Именно для ублажения простых крестьян, горожан и прочих вольных и были тщательно подобраны эти небольшие, но такие приятные мелочи досуга. И лоточники, и торговцы с повозок и передвижных прилавков были заранее оповещены о том, что обыкновенный в такие дни побор снижен вдвое, места для заезжих искусников и музыкантов были заранее выпрошены у местных гильдий с гарантией мира и спокойствия во все время турнирных дней. Городские власти, снабженные заверением в том, что все выгоды отходят в пражскую казну, расстарались на несколько разновидностей состязаний для беститульных вояк и просто обывателей, включая игры, набирающие все большую популярность в такие праздники, — нечто вроде «заплати два гроша, попади ножом в мишень с семи шагов и выиграй два талера». И, разумеется, самые большие усилия были положены на то, чтобы упорядочить непременное желание торговцев пивом перегрызть друг другу глотки за наиболее выгодные места…

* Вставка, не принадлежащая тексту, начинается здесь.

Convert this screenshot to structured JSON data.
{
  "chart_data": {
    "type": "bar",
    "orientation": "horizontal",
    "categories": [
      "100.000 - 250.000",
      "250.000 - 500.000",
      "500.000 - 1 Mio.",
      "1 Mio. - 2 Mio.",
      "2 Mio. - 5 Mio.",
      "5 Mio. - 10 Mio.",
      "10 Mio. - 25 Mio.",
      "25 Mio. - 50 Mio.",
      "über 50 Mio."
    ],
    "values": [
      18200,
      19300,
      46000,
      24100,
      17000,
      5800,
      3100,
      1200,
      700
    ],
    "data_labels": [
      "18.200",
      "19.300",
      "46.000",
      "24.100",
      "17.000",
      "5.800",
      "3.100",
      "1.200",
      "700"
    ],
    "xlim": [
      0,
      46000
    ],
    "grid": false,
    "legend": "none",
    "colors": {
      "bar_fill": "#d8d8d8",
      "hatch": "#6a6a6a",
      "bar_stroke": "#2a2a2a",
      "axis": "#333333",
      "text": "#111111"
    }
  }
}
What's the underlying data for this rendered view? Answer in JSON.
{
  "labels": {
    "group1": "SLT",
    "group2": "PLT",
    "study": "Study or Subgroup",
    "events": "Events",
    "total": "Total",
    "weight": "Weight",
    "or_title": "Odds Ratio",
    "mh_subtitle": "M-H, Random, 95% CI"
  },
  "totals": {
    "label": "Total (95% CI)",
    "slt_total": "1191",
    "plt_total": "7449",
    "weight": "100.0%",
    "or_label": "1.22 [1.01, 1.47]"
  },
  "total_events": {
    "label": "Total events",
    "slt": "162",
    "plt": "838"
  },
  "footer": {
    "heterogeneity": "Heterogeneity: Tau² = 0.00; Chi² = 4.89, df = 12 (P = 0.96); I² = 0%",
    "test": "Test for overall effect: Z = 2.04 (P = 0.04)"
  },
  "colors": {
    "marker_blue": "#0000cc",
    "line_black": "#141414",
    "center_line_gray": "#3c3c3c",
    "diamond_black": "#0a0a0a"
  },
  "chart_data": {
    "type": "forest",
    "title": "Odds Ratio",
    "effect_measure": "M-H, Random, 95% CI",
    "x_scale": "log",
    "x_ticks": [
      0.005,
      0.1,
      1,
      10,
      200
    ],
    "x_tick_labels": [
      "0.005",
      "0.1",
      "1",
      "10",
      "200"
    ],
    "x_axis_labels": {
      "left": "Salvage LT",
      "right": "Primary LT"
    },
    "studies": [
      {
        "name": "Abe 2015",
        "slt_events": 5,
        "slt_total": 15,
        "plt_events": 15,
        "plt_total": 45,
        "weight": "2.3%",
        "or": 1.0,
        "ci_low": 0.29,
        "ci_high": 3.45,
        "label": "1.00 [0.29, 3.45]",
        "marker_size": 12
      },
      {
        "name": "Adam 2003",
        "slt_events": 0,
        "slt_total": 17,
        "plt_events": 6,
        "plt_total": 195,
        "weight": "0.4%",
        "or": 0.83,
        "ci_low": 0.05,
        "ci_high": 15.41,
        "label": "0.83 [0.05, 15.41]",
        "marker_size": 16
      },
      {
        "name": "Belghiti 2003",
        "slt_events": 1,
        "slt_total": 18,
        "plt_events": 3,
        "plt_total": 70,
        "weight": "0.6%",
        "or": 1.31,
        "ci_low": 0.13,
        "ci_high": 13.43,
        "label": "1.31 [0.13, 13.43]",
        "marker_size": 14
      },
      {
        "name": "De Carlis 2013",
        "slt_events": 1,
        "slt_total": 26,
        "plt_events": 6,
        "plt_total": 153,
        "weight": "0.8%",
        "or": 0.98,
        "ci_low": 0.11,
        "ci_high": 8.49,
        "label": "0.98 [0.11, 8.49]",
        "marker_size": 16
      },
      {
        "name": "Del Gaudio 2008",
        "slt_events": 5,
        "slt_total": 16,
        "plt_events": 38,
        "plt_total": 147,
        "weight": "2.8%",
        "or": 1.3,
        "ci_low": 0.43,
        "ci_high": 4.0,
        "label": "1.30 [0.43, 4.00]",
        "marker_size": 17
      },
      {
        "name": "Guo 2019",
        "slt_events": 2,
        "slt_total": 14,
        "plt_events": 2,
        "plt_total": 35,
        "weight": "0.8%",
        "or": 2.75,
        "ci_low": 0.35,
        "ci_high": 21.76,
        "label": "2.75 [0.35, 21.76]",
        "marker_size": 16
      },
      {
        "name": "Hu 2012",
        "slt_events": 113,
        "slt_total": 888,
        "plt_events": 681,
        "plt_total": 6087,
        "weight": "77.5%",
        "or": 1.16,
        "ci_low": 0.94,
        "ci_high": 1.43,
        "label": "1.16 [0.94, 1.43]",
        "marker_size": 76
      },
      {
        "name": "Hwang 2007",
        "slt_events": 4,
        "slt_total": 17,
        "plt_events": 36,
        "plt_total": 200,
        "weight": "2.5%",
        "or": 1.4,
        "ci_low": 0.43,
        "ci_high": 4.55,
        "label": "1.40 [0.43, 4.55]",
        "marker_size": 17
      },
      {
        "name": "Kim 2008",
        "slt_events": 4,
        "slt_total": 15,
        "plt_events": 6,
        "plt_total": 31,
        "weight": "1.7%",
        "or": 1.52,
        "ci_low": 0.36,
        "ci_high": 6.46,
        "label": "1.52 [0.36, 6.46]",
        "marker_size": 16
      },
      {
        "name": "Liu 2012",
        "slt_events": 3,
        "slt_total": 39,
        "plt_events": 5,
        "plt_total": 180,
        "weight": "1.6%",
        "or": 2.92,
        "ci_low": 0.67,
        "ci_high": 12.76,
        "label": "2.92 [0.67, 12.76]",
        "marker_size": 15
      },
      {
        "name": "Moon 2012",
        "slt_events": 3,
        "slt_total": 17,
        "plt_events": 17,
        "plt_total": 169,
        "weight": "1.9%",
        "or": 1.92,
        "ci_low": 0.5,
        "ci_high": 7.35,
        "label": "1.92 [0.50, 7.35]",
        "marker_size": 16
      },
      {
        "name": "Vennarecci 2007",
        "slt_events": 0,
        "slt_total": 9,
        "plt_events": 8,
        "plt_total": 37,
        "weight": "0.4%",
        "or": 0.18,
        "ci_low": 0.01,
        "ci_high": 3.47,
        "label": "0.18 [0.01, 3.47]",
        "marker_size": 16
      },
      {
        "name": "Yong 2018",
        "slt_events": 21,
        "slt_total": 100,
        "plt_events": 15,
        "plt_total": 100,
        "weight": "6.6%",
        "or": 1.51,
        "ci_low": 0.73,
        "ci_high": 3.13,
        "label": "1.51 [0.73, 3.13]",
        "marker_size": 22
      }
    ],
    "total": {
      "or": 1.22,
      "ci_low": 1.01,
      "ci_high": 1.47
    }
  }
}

Самой же Адельхайде предстоящее празднество тоже доставляло вполне определенные проблемы: остаток вчерашнего дня был потрачен на то, чтобы решить, как поступить в связи с начавшимся столь внезапно расследованием. Правила благопристойности требовали от нее присутствия на турнире, коли уж волею судеб она оказалась в Карлштейне, чей владелец и организатор всего этого бесчинства почтит своим вниманием созванных им господ рыцарей. Требовало ли текущее дело остаться в замке, где и как отзовется присоветованная ею провокация, было неведомо.
С одной стороны, именно в пределах замка и могло случиться что-то, что натолкнуло бы на нужную мысль или выдало бы нужного человека, — но только в том случае, если оный человек также не отправится на турнир, если «они» пожелают повторить попытку или совершить еще что-то подобное, дабы убедиться в верности оглашенной информации касательно похищенной карты. С другой же стороны, если Рудольф прав и среди его приближенных в самом деле имеется двурушник, то события могут развернуться именно там, подле Праги, где упомянутые приближенные и будут присутствовать. Однако же — далеко не в полном составе: в Карлштейне остается дрессировщик королевских стражей фон Витте, и на поверку из всех подозреваемых подле Императора будут находиться лишь Рупрехт фон Люфтенхаймер и временно освобожденный от обязанностей в честь празднества обер-камергер фон Таубенхайм.